Laravel Blade Components

Published in Laravel on Jun 3, 2021

Here is my opinion on Blade: It is the most powerful and easy to use templating engine on the planet. At least in the PHP universe, but I haven't seen anything better anywhere else I looked (Python/Java).

The Laravel community usually agrees on the way you should use Laravel features and that's usually: Stick with the defaults. In the case of Blade it's what you get when you use any of the starter kits (Breeze or Jetstream with Livewire). Both of them make heavy use of Blade components. The Blade documentation also reflects the change away from using Blade template inheritance to fully building layouts with components only.

When I saw Tomas comment on Twitter, I figured there are still some misconceptions on what is what.

What regular Blade includes (partials) can do

Blades @include directive basically allows you to include any blade file within another blade file, optionally passing data or variables into the partial.

@include('partials.nav',[
  'current_site' => request()->route()->getPath(),
  'data' => 'some data',
])

The @include documentation has some more examples and a big note that tells you components are better.

What components bring to the table

Components were introduced with Laravel 6 but still had an awkward usage experience that forced you to write lots of boilerplate. With Laravel 7 the syntax was changed to an HTML-tag style syntax which developers are already used to from frontend frameworks like VueJS or React.

There are two main ways you can use components: As a Blade view with corresponding PHP class and as a Blade view only (anonymous component). The third way is an inline-component where you only have the PHP class and output the view using a render() method. You can think of the PHP classes as little controllers only for the component (to fetch data or do other things).

The main difference between components and includes is the ability to have slots (and of course the PHP classes). For example, lets say we want to create a button component. We would create a file button.blade.php in resources/views/components

@props([
    'type' => 'submit'
])

<button {{ $attributes->merge(['class' => 'inline-flex items-center px-3 py-2 border border-transparent text-sm leading-4 font-medium rounded-md shadow-sm text-white bg-indigo-600 hover:bg-indigo-700 focus:outline-none focus:ring-2 focus:ring-offset-2 focus:ring-indigo-500']) }}
    type="{{ $type }}"
>
    {{ $slot }}
</button>

In our Blade templates we can just use it like this:

<x-button>Press Here</x-button>

This will render a beautiful blue submit button.

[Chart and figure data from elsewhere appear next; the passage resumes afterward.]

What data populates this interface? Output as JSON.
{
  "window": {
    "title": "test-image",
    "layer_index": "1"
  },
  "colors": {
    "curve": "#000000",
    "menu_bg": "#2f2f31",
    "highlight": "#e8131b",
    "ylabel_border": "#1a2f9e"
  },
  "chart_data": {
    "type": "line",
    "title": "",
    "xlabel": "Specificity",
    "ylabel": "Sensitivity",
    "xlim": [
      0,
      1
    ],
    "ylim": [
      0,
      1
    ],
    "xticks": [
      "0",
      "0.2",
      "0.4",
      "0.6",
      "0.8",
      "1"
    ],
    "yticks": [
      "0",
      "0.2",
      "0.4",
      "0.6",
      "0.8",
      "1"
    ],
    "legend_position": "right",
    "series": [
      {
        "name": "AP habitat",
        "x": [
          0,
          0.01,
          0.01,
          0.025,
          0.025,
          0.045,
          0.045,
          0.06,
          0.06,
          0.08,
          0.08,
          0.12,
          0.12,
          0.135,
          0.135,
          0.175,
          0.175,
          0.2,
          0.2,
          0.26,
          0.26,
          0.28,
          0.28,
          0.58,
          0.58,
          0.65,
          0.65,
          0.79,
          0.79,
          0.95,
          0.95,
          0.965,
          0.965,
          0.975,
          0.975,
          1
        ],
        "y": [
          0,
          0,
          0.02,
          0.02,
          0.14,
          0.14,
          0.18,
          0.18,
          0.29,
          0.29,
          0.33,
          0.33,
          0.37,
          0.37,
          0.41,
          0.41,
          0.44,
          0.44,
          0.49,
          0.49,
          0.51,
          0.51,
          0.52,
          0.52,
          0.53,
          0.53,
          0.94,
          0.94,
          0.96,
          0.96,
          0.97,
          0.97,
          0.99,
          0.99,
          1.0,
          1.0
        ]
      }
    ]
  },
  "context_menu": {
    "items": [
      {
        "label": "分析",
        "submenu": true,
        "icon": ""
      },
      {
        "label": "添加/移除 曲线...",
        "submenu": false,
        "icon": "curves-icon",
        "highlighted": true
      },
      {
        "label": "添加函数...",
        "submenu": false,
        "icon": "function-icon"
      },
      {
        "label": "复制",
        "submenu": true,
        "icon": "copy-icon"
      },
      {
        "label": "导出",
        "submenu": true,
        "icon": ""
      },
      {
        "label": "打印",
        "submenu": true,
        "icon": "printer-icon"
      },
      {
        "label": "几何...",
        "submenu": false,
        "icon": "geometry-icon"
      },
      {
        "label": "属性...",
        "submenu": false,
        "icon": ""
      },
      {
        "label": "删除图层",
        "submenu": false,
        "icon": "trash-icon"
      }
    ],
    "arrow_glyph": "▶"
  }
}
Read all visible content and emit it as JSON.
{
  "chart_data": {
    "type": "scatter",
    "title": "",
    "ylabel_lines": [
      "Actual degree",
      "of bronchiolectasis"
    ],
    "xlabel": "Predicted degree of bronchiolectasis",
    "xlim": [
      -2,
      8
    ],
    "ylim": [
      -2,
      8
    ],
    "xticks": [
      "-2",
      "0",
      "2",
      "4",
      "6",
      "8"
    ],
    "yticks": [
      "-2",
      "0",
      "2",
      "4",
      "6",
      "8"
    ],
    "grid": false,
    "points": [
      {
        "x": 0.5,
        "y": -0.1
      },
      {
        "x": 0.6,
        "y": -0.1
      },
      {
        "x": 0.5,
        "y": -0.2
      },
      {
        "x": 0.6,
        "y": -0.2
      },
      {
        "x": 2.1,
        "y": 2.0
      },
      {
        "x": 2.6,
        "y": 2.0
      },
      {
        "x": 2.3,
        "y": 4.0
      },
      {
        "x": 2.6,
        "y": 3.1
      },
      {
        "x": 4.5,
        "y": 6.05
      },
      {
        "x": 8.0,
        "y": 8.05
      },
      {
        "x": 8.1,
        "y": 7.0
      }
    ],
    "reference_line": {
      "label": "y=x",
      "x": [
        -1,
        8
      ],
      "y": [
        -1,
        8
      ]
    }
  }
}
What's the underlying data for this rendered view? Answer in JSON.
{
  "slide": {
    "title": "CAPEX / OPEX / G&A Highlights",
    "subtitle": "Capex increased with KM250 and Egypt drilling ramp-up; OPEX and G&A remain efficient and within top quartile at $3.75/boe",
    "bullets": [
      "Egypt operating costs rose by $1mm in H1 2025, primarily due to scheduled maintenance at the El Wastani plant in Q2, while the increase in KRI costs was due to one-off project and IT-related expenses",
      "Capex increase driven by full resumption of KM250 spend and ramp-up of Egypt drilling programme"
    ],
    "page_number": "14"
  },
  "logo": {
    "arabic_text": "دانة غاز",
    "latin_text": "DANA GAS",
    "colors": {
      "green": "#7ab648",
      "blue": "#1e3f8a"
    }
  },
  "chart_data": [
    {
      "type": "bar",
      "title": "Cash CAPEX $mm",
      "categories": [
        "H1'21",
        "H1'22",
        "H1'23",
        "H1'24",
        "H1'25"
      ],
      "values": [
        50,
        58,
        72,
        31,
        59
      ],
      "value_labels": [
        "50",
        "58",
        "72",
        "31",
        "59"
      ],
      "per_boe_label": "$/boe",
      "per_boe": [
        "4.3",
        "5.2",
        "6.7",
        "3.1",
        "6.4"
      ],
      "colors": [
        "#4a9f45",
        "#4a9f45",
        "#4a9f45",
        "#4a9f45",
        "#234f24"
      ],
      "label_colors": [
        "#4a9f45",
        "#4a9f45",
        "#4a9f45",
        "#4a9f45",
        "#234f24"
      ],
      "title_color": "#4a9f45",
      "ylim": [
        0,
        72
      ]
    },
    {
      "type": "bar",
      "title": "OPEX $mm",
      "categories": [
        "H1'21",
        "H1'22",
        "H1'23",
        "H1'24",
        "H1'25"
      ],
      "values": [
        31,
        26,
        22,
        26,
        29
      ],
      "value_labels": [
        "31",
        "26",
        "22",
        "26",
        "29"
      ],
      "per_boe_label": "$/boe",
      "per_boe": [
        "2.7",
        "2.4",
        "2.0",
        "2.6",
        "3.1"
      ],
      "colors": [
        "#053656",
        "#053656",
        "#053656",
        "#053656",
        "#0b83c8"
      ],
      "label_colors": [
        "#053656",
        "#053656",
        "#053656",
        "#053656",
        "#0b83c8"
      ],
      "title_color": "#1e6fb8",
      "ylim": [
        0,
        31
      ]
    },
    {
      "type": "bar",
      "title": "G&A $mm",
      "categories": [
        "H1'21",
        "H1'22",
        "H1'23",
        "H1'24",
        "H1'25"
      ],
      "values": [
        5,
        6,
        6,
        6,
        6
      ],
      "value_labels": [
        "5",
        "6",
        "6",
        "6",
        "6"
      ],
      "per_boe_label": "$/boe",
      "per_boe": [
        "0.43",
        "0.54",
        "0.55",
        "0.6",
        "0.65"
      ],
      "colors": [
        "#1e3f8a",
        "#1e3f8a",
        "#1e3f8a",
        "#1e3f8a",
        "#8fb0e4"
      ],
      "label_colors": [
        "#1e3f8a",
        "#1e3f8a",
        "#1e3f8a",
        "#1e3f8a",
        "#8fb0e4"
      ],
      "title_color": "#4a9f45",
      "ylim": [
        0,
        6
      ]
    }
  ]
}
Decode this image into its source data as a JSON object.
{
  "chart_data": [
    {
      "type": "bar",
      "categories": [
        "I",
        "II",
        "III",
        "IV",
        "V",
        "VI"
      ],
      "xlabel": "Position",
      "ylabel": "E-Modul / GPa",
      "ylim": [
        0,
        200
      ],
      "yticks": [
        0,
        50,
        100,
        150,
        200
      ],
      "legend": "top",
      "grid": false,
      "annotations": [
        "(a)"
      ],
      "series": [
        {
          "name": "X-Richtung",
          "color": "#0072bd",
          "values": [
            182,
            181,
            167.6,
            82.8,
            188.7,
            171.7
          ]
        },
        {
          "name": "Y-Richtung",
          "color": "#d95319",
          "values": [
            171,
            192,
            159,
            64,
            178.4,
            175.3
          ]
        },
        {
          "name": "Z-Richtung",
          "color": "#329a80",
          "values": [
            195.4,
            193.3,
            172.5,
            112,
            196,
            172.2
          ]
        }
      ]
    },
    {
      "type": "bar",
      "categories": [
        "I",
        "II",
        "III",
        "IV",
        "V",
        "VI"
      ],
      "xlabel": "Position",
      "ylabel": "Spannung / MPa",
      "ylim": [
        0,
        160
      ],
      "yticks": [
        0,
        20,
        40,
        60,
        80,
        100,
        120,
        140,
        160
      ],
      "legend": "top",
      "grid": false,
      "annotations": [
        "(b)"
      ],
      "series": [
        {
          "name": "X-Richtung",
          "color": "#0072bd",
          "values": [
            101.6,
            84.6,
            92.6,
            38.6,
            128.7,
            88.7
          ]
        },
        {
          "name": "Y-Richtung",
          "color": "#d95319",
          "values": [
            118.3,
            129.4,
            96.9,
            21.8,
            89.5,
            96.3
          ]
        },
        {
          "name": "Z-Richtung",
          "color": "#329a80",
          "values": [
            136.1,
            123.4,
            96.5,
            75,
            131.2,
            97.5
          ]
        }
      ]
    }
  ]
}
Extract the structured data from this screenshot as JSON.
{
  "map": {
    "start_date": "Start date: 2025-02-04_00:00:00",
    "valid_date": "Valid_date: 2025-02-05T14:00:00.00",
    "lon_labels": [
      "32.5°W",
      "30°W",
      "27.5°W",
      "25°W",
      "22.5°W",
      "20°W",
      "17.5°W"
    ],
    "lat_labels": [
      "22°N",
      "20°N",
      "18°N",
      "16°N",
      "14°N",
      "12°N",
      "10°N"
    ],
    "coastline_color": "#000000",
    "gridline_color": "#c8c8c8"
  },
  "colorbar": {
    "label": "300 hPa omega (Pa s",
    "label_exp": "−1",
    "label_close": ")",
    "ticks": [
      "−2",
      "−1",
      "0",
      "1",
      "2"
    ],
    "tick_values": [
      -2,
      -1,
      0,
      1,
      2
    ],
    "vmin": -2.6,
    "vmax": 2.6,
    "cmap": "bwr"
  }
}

If we need it to be a regular button, we can just add the type. If we need to add CSS classes, we can just add them and they will be merged with the existing classes.

<x-button type="button" class="mt-5" disabled>More Margin</x-button>

You can add any attributes you want and the $attributes variable will render them. If you want to require attributes (or set defaults) you must set them as props, like above.

You can also have multiple slots like this:

<x-modal>
    <x-slot name="header">The TITLE</x-slot>
    Content of a modal
    <x-slot name="footer">
        <x-secondary-button>Cancel</x-button>
        <x-button>Submit</x-button>
    </x-slot>    
</x-modal>

The named slots will be available as $header and $footer in your template.

The main selling point of components

So beautiful thing about this, is that it keeps your main templates clean so you can quickly see what's going on. It also hides all those Tailwind classes and helps prevent redundancies. Whenever I need something twice, I extract it to a Blade component.

Soon you will have nice re-usable component libraries that you can extract to a package and use in all of your apps.

You can also add a lot of magic to your components and even go as far as having a whole datatable hidden in a Blade component.

<x-datatable :model="$products" search sortable take="10" pagination/>

This will render the full table of the given model with a search field, sortable columns and pagination (powered by Livewire).

This is an elegance you cannot achieve with regular Blade includes.